THE COLLAPSE of peer-to-peer pawnbroking platform and property lender FundingSecure has rattled an industry that was still reeling from the closure of Lendy earlier this year.
FundingSecure went into administration with approximately £80m in loans and 3,500 investors. While the reasons for the platform’s failure are not yet fully known, several P2P platforms have spoken up to express sympathy for investors, and to point out that FundingSecure’s business model is not representative of the wider P2P community.
Peer2Peer Finance News has spoken with a number of industry experts to gauge their reaction to the FundingSecure news.
“This shouldn’t be taken as a reflection on P2P as a whole,” said Angus Dent, chief executive of ArchOver. “There are, irrespective of size, some very good P2P lenders, who are compliant with both the spirit of P2P and the spirit and strict legal form of the regulation.
“It’s natural for any new sector to go through a period of rapid selection, the weeding out of the weak and the survival and strengthening of the strong. Being big doesn’t make you strong and being small doesn’t make you weak, it’s more about attitude than size.”
Crowdproperty’s co-founder Mike Bristow noted that P2P platforms exist on a spectrum, and urged would-be and existing investors to do their own due diligence before committing their money.
“First and foremost, it can be a deeply worrying period for lenders, investors and employees when a platform enters administration which is extremely disappointing to see,” Bristow added. “This however is not a systematic issue with the sector, neither for P2P nor specifically within property P2P, highlighted by those approaching the sector as it should be.
“In any sector, there is a spectrum of operating practices. This is often exaggerated in maturing sectors. CrowdProperty has the asset-class expertise, robust systems and processes, clarity of strategy, operating best practice, security positioning, transparency, workforce incentive structures, independence and motivations to build a long-term, sustainable, class-leading business in this space.
“Cream rises to the top, of which, on the strategic level, there are many such examples across many sectors. Lenders should do thorough research into platforms.”
RateSetter’s spokesperson echoed this view, stating: “This is simply Darwinism in action – naturally, businesses that are badly run or have weak business models simply do not survive long.
“Tighter regulation will speed up the exit of sub-standard platforms in our sector, ensuring that well-run P2P platforms that put the customer at the heart of their model will endure and grow.”
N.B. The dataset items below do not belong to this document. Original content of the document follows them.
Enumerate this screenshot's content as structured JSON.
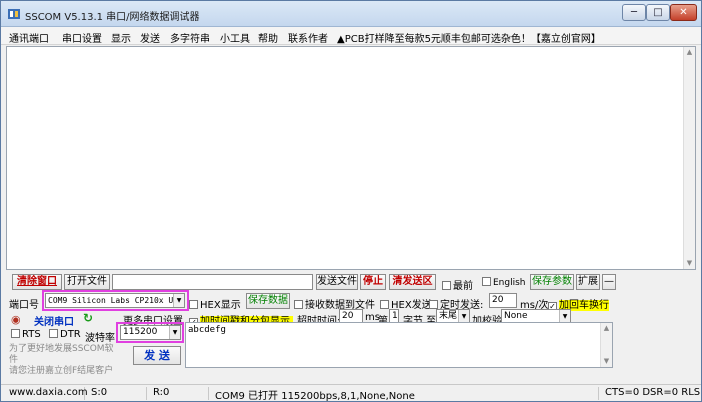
{
  "window": {
    "title": "SSCOM V5.13.1 串口/网络数据调试器",
    "minimize": "─",
    "maximize": "□",
    "close": "✕"
  },
  "menu": {
    "items": [
      "通讯端口",
      "串口设置",
      "显示",
      "发送",
      "多字符串",
      "小工具",
      "帮助",
      "联系作者",
      "▲PCB打样降至每款5元顺丰包邮可选杂色！【嘉立创官网】"
    ]
  },
  "toolbar": {
    "clear_window": "清除窗口",
    "open_file": "打开文件",
    "file_path": "",
    "send_file": "发送文件",
    "stop": "停止",
    "clear_send": "清发送区",
    "topmost": "最前",
    "english": "English",
    "save_params": "保存参数",
    "expand": "扩展",
    "collapse": "—"
  },
  "port": {
    "port_label": "端口号",
    "port_value": "COM9 Silicon Labs CP210x U",
    "hex_display": "HEX显示",
    "save_data": "保存数据",
    "recv_to_file": "接收数据到文件",
    "hex_send": "HEX发送",
    "timed_send": "定时发送:",
    "timed_value": "20",
    "ms_per": "ms/次",
    "crlf": "加回车换行",
    "close_port": "关闭串口",
    "more_settings": "更多串口设置",
    "timestamp": "加时间戳和分包显示,",
    "timeout_label": "超时时间:",
    "timeout_value": "20",
    "ms": "ms",
    "byte_prefix": "第",
    "byte_value": "1",
    "byte_suffix": "字节 至",
    "end_value": "末尾",
    "checksum_label": "加校验",
    "checksum_value": "None",
    "rts": "RTS",
    "dtr": "DTR",
    "baud_label": "波特率",
    "baud_value": "115200",
    "promo": "为了更好地发展SSCOM软件\n请您注册嘉立创F结尾客户",
    "send": "发 送",
    "send_text": "abcdefg"
  },
  "status": {
    "website": "www.daxia.com",
    "sent": "S:0",
    "received": "R:0",
    "port_state": "COM9 已打开  115200bps,8,1,None,None",
    "lines": "CTS=0 DSR=0 RLS"
  },
  "colors": {
    "highlight_box": "#e040e0",
    "red_text": "#c00000",
    "green_text": "#008000",
    "yellow_bg": "#ffff00"
  }
}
On 9 December, a new set of regulations will come into effect, which will require each UK-based P2P lender to abide by a number of rules as outlined by the Financial Conduct Authority (FCA). These rules include the creation of a detailed wind-down plan in case of administration.
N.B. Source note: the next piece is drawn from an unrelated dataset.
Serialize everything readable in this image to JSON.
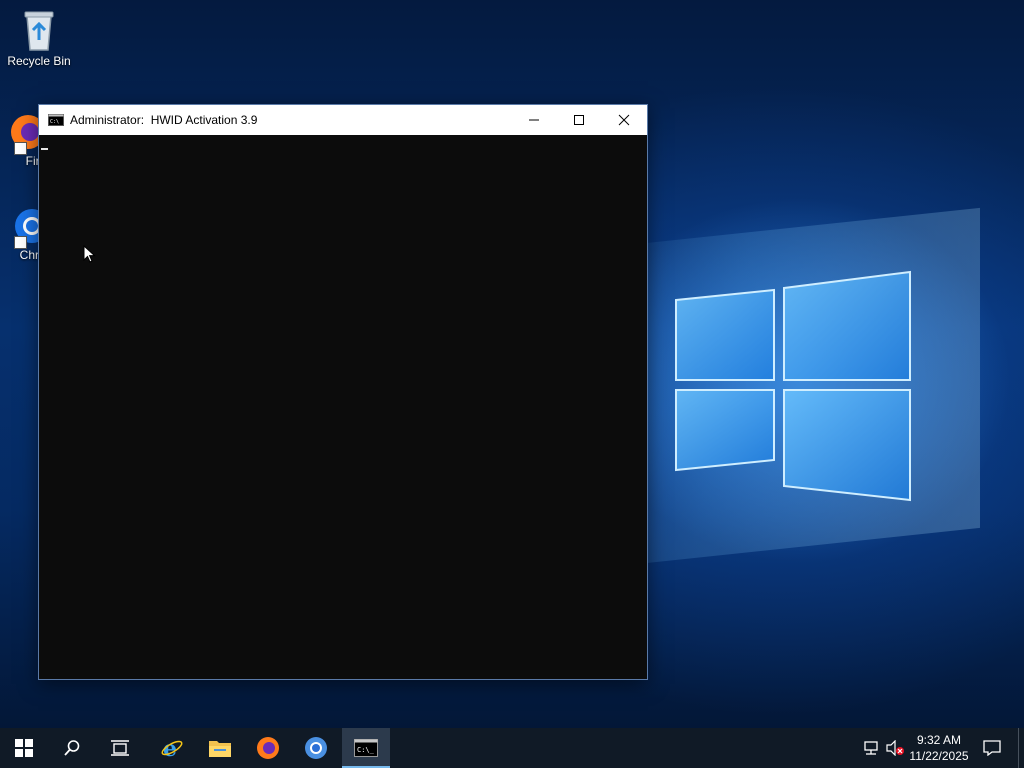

FundingSecure – like Lendy – had received full authorisation by the FCA. The FCA has yet to comment on the reasons behind the platform’s closure, instead directing concerned investors towards the appointed administrators, CG Recovery.
“What’s notable is in what [the FCA] did not say,” said Neil Faulkner, co-founder and chief executive of 4th Way.
“It did not indicate that it had identified any issues with FundingSecure’s wind-down plans. It didn’t say there was an issue with FundingSecure’s segregated pot of money to ensure a smooth wind-down, which is a regulatory requirement. And it did not say that it had concerns about the peer-to-peer lending contracts, which ensure that the end borrowers still owe investors directly, even after FundingSecure’s closure.
“At this stage, it therefore looks most likely that investors can still expect to get all or most of their good loans back. Just as if FundingSecure was still in business, investors will still lose money on bad debts – the risk taken when investors do P2P lending.”
Meanwhile, asset-backed P2P lender Ablrate pointed out that smaller platforms need to focus on technology and vision in order to avoid a similar fate to FundingSecure.
“Those who say that ‘smaller platforms’ cannot compete with larger platforms might be right in circumstances. However, we are investing in our technology and our vision that would allow platforms to enjoy a large ecosystem that can rival even the biggest platforms,” wrote David Bradley-Ward, chief executive of Ablrate, in a blog post on the company’s website. “Any larger platform should realise that we were born in technology and we will grow in technology. Making an assumption that big companies are the only ones who can deliver that has been proved wrong many, many times.
“Bottom line is that we are believers in the P2P space, we think that this is period of consolidation that will see us move into a better space as procedures are solidified and tested, and technology is used to make P2P lending safer, more streamline and mainstream.
“While platform failures are a real problem and the funds lost are to be taking very seriously, these failures are inevitable in a new industry. What we have to do now is evolve procedures bring in more and better tech and learn from the lessons being learned. Ablrate is committed to this path.”
4th Way’s Faulkner advised investors that if they want to greatly reduce their chances of seeing a platform that they lend through close down, they should only lend money when they are given a huge amount of information about the key people, lending processes and loans.
“Transparent platforms tend not only to survive, but also to provide better investing results,” added Faulkner.
“The vast majority of investors in P2P lending have made, and continue to make, stable and highly satisfactory returns.”